Catherine was one of the Animal Rebellion protestors arrested on 24st August 2021 when they occupied the Leicester Square branch of McDonald’s. She was released under investigation.
Animal Rebellion is calling out the fast-food chain for its part in destroying the environment and is demanding it switches to a fully plant-based food menu by 2025. The overnight sit-in was one part of this wider campaign.
Catherine had organised and attended many sit-ins at McDonald’s branches in the south-west of England, the aim of these actions being to peacefully take up physical space within the ‘restaurant’ (she is at pains to call it that!). The intention is always to disrupt McDonald’s ability to continue business as usual, and to start discussions in the local media.
“When a ‘McSit-In’ was planned at the London Leicester Square branch during the Rebellion, I knew I had to be a part of it. I knew the location and timing were bound to draw more attention and have even greater impact,” says Catherine.
“I stopped eating meat and fish at the age of 14 after I witnessed the suffering of animals on farms owned by friends of family members. I educated myself about the typical practices in slaughterhouses and, through reading and research, I learned about the impact of the industrial meat industry on deforestation and the climate.
“As a teenager, I would walk past branches of McDonald’s, Burger King and Wimpy imagining people taking huge chomps out of the rainforest with every bite of their burgers. I would refuse to buy anything, even a drink, when my friends occasionally dragged me inside, and I would plea with them not to give their money to these companies. I believed that the best thing I could do was to personally boycott these fast-food chains and to try to persuade people I knew to stop eating meat.”
She became a member of the Vegetarian Society, Friends of the Earth, WWF and, more recently, the Vegan Society. She spent years signing petitions and writing letters.
“As I became older and grew in confidence, I’d talk to people at any opportunity about the environmental impacts of the meat industry. None of this made any difference. I feel ashamed to say that almost 30 years later, on my watch, McDonald’s has grown to sell 2.36 billion meat burgers per year – destroying the rainforest, ruining people’s health, and causing immeasurable suffering and death to billions of animals.”
Thirty years ago, when Catherine stopped eating meat, the climate situation was already serious. Now, scientists are screaming at us that meat and dairy production, especially industrial production, is a massive contributor to greenhouse gases.
“We don’t have time to rely on everyone to personally decide to eat less meat. Nor should we have to, yet governments and corporations are doing nothing.
“We choose foods based on what is offered to us. In this way, by marketing its cheap beef burgers, McDonald’s has been shaping the diet of the world for well over half a century. The power that corporation holds is enormous. It has played a huge part in getting us into this climate crisis and pandemic mess. It has the responsibility to help get us out of it.”

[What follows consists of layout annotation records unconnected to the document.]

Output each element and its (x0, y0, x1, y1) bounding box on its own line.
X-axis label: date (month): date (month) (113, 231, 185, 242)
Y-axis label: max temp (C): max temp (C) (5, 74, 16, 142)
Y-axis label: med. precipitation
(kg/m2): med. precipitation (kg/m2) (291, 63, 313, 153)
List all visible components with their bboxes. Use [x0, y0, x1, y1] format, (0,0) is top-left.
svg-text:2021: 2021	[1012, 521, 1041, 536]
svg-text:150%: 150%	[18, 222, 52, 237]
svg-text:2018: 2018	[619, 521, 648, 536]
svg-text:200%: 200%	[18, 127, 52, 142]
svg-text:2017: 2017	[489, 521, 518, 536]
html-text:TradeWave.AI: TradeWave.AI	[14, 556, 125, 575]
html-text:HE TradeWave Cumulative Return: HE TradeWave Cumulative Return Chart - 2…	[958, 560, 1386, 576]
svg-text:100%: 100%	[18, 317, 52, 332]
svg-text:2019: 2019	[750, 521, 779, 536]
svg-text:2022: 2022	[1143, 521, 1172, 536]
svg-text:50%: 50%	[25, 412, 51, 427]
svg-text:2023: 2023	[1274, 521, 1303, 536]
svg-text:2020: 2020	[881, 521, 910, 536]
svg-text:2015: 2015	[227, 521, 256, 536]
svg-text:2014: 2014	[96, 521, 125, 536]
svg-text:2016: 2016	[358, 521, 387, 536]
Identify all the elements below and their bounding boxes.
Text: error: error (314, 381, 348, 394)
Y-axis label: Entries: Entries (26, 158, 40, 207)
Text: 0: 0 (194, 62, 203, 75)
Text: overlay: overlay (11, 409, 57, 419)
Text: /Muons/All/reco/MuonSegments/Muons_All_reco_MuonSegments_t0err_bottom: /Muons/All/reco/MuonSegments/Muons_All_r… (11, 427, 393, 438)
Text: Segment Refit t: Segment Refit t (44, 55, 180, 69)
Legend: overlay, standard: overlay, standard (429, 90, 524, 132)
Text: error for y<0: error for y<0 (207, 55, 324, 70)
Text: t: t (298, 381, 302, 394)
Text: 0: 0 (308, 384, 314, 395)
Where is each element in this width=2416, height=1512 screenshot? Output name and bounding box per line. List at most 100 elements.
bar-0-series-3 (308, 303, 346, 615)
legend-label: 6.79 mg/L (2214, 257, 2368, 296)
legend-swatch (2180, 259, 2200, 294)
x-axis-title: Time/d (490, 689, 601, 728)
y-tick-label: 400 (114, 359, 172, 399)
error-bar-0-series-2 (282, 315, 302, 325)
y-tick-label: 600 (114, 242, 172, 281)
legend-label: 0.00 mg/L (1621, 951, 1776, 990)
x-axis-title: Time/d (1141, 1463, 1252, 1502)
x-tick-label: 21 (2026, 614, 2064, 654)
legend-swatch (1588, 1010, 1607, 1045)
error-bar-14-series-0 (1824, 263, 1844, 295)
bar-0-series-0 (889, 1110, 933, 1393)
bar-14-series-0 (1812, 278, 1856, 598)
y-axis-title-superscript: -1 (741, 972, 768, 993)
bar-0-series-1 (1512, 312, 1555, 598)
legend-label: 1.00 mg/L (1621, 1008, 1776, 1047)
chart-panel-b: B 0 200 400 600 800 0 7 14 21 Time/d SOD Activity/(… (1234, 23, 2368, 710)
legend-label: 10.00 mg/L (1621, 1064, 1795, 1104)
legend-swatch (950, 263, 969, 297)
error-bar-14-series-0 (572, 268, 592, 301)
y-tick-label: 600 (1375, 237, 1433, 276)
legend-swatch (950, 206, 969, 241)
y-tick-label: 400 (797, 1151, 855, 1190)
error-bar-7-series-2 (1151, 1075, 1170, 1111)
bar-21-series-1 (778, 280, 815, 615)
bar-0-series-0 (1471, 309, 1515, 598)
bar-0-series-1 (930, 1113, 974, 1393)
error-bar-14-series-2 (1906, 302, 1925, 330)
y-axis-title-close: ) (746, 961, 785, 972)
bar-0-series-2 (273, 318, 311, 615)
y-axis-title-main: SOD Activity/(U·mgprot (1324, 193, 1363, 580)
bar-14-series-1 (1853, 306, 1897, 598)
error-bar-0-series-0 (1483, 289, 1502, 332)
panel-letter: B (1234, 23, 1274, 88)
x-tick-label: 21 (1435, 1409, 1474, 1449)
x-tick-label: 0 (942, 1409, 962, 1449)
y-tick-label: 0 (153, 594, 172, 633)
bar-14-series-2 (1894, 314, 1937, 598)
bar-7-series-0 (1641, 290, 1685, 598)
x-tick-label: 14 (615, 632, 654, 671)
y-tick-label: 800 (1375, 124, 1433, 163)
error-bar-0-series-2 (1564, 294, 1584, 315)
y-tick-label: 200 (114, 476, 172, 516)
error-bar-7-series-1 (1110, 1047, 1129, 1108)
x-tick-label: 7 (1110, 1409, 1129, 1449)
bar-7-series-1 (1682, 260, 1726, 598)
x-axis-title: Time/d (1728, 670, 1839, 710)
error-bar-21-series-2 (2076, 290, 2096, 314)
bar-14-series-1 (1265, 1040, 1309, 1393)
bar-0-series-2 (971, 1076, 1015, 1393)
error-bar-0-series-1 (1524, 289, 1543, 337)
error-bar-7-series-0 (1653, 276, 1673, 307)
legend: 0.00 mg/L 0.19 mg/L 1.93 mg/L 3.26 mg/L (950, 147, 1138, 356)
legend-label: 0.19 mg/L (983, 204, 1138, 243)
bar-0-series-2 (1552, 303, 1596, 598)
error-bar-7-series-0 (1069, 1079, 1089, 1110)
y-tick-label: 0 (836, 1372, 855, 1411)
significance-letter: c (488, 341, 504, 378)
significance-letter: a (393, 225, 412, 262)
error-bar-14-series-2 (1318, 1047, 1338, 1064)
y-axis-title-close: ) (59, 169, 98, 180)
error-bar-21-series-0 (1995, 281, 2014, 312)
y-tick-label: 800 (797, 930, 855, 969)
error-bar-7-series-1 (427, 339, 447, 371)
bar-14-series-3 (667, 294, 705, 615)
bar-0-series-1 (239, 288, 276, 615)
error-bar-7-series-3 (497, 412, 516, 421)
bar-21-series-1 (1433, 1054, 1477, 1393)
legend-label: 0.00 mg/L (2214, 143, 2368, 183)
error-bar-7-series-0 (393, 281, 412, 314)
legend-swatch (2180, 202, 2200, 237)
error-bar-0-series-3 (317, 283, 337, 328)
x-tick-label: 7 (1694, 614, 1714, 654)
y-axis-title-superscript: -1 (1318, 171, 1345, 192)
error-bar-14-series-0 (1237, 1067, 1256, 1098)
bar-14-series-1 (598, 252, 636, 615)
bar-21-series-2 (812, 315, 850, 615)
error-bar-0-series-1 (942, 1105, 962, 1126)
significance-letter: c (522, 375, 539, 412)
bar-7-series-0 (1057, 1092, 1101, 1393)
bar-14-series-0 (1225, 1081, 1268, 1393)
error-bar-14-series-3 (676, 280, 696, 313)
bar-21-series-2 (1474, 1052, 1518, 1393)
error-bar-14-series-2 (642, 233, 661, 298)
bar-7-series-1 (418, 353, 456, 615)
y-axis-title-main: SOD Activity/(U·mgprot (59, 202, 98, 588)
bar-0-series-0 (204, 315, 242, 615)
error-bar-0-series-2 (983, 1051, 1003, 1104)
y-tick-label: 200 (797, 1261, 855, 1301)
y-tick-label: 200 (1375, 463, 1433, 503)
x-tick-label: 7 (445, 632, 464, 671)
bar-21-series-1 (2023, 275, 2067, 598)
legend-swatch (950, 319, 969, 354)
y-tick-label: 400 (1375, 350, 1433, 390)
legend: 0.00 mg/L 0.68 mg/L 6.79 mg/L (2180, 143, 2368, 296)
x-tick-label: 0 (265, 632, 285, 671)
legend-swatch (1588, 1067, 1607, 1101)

Catherine, like others in the Leicester Square outlet on that August night, was shocked by the police response. “We were peacefully sitting at tables inside the branch, some of us were playing scrabble, some doing crafts. Fairly quickly, the ‘restaurant’ was closed to customers and the doors were blocked, and any protesters who wanted to leave were not allowed to do so.
“An amazing crew of volunteers met me as I came out of the station, welcoming me with food and drinks and they helped me fill out the forms I needed to complete.”
It was the first time Catherine had been arrested. She had attended some XR and Animal Rebellion zoom sessions designed to help prepare rebels for arrest, “but to be honest I was still unsure what to expect or how it would feel”.
She was arrested at around 10.30pm and, as there were several other large XR actions happening at the same time, she had to wait a long time in a queue to enter Islington police station before she could be ‘processed’.
“My arresting officer was kind, and after a while we whiled away the hours chatting about veganism and environmental issues and his family.”
She was finally put in a cell in the early hours of the morning. “I was comfortable but didn’t manage to get much sleep.” She was released around 10am the following morning, so the experience was a total of around 12 hours.
“An amazing crew of volunteers met me as I came out of the station, welcoming me with food and drinks and they helped me fill out the forms I needed to complete.”
Catherine was released under investigation, with bail conditions not to enter the Cities of London and Westminster for the next two weeks (i.e. until the end of the Rebellion). She was told to return to Charing Cross station in one month. She contacted a solicitor who she says was incredibly helpful over the coming weeks. In the end she didn’t need to return to Charing Cross and in November it was confirmed that no further action would be taken.
“I had never been arrested before, and was not expecting to get arrested at this action. However, I can’t think of a better target for my first arrest.”